Mir fällt auch kein vergleichbarer Film ein. Insofern ist er schon sehenswert. Es gibt aber einige Szene, die den Filmgenuss einschränken. Der Regisseur „Edmund Elias Merhige“ sagte mir nichts. Mit Jahrgang 1964 ist er auch noch relativ jung. Interessant wäre vielleicht mal zu sehen wie die Filme, die er danach gemacht hat. Ich habe gelesen das der Film „Begotten“ (1991) ein Kultfilm sein soll.

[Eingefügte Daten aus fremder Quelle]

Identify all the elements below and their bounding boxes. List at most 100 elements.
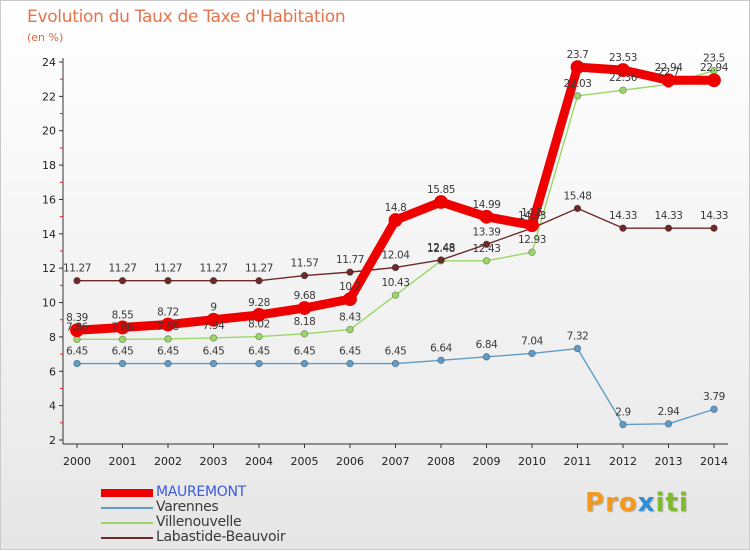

Also um die Frage zu beantworten, ob der Film sehenswert ist oder nicht: Ja, mit Einschränkungen. Für kritische Cineasten ist er nichts – aber für Leute, die z.B. Nosferatu kennen bzw. sehen wollen und sich für einen Film interessieren, der sich darum spinnt sicher ein MUST – in Bezug auf das eigene Urteil, was man sich bilden kann und auch in sofern, das er auf jeden Fall ein neues Licht auf ein älteres Werk wirft, auch wenn man dem Film vorwerfen kann, das er dem Bezugswerk nicht nahekommen kann. Aber dies vielleicht auch, weil „Nosferatu“ bereits eine Aura der Unnahbarkeit hat. Ich persönlich mag überwiegend Willem Dafoes Darstellung des Max Schrecks mit einigen Ausnahmen. Da mag es sein, das manche Szene eher lächerlich wirkt, weil der Regisseur nicht aufgepasst hat. Detauls entnehmt bitte den Links auf dieser Seite. In meinem Blog werde ich nicht eine komplette Handlung beschreiben. Mein Ziel ist es nur meine Erfahrung mit Filmen ganz bescheiden zu teilen. Und ich freue mich auch über kontroverse Kommentare. Wenn ich dem Film eine Schulnote geben sollte, so bekäme er eine 4+.
Hallo,
ich habe beschlossen, das ich noch ein Blog brauche – und zwar dieses mal für Filmrezensionen von Filmen, die ich sehe. Dies also eine sehr persönliche Sicht. Erwartet nicht zu viel Theorie.